Halmaheranesia – Masalah dugaan kekerasan oknum Satpol PP terhadap dua jurnalis di Kota Ternate, Maluku Utara, masuk tahap penyelidikan, Rabu, 26 Februari 2025.
Seperti diketahui, dua jurnalis, yakni Julfikram Suhadi dari Tribun Ternate dan Fitriyanti Safar dari Halmaheraraya mendapat tindakan kekerasan saat meliput aksi mahasiswa bertajuk “Indonesia Gelap” di kantor wali kota Ternate pada Senin, 24 Februari 2025.
Usai melapor ke polisi, Julfikram Suhadi sudah menerima Surat Pemberitahuan Perkembangan Hasil Penyelidikan (SP2HP) dari Polres Ternate.

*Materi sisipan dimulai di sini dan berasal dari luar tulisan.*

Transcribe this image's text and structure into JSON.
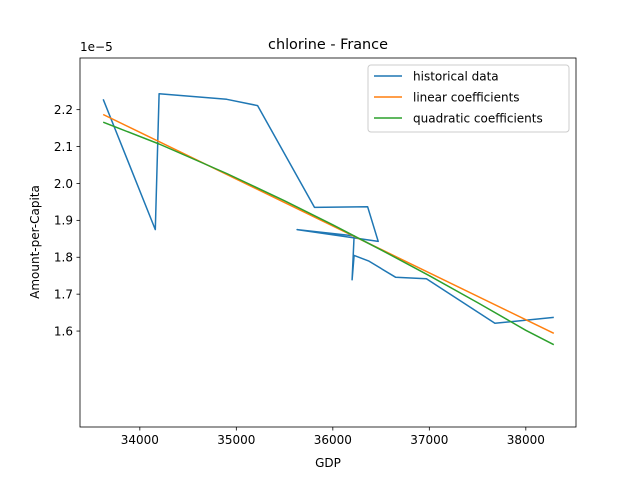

Kapolres Ternate, AKBP Niko Irawan melalui Kasi Humas, AKP Umar Kombong membenarkan, bahwa saat ini kasus tersebut sudah di tahap penyelidikan.
“SP2HP sudah diserahkan ke pelapor dan kasusnya sudah naik ke tahap penyelidikan,” ujar Umar Kombong.
Ia mengaku, dari pihak Satreskrim pun sudah menerima keterangan tujuh saksi dari para jurnalis serta telah mengambil hasil rekaman CCTV di kantor wali kota Ternate.
“Selanjutnya penyidik akan melayangkan undangan ke pihak terlapor,” jelasnya.